To avoid the headaches with escaping quotes, it's easier to use a here-document:

cat << 'EOF' >> "$BASH_ENV"
export INSTANCE_ID="$(
  aws ec2 run-instances \
    --instance-type t3.large \
    --image-id "$AMI" \
    --key-name circleci-key \
    --count 1 \
    --security-group-ids "$SG" \
    --subnet-id "$SUBNET" \
    --network-interfaces '
      {
        "AssociatePublicIpAddress": true,
        "DeviceIndex": 0,
        "SubnetId": "'"$SUBNET"'",
        "Groups": ["'"$SG"'"]
      }' \
    --tag-specifications 'ResourceType=instance,Tags=[{Key=Name,Value=instance-from-circleci}]' |
  jq '.Instances[0].InstanceId' --raw-output)"
EOF

(also fixing your problems with missing quotes, and improving legibility).

Note the quotes around EOF ('EOF') are important.
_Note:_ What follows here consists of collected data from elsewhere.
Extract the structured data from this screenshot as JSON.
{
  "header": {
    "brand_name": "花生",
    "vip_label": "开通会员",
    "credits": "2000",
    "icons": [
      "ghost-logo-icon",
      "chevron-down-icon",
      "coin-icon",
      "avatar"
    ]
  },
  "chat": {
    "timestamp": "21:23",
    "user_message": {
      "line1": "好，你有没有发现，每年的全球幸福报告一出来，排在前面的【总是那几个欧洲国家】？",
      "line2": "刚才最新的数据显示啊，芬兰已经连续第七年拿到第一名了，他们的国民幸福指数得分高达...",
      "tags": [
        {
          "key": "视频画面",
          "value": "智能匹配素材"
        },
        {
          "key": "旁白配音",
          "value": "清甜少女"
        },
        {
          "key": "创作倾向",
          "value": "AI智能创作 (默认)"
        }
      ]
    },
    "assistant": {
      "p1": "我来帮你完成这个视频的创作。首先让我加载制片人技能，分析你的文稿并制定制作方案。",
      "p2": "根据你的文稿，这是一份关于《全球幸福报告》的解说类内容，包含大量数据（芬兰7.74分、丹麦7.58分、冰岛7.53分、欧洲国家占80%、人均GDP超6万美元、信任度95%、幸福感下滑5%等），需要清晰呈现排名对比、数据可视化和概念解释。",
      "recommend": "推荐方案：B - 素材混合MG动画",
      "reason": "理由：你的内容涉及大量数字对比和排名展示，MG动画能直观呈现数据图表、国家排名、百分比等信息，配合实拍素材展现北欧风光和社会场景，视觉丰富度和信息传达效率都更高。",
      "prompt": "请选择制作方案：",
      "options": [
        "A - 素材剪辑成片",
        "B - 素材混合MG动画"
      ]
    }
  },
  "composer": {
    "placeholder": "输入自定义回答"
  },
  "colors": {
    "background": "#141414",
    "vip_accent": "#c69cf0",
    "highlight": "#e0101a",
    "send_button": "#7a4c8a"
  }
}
Without them, the variables and command substitutions within the here-documents would be expanded and the trailing \ treated as line continuation at the time the here-document is generated.

1

Now for extended commands where I need to just run it once, [...] Is there a way to simply store this value once to a variable and then add it to the echo line already in its final form?

Well, basically, instead of printing the var=$(command...) part to $BASH_ENV, run the command substitution in the script itself, and print the result. So:

var=$(some command)
echo "var='$var'" >> file

But note that the var='value' will go through the shell's quote processing etc. so if the value can contain single quotes, that will break.

Instead, you can use e.g. printf %q in Bash:

var=$(some command)
printf "var=%q\n" "$var" >> file

If the value in $var was e.g. it ain't so, that would produce var=var=it\ ain\'t\ so. Ugly, but produces the same value when executed.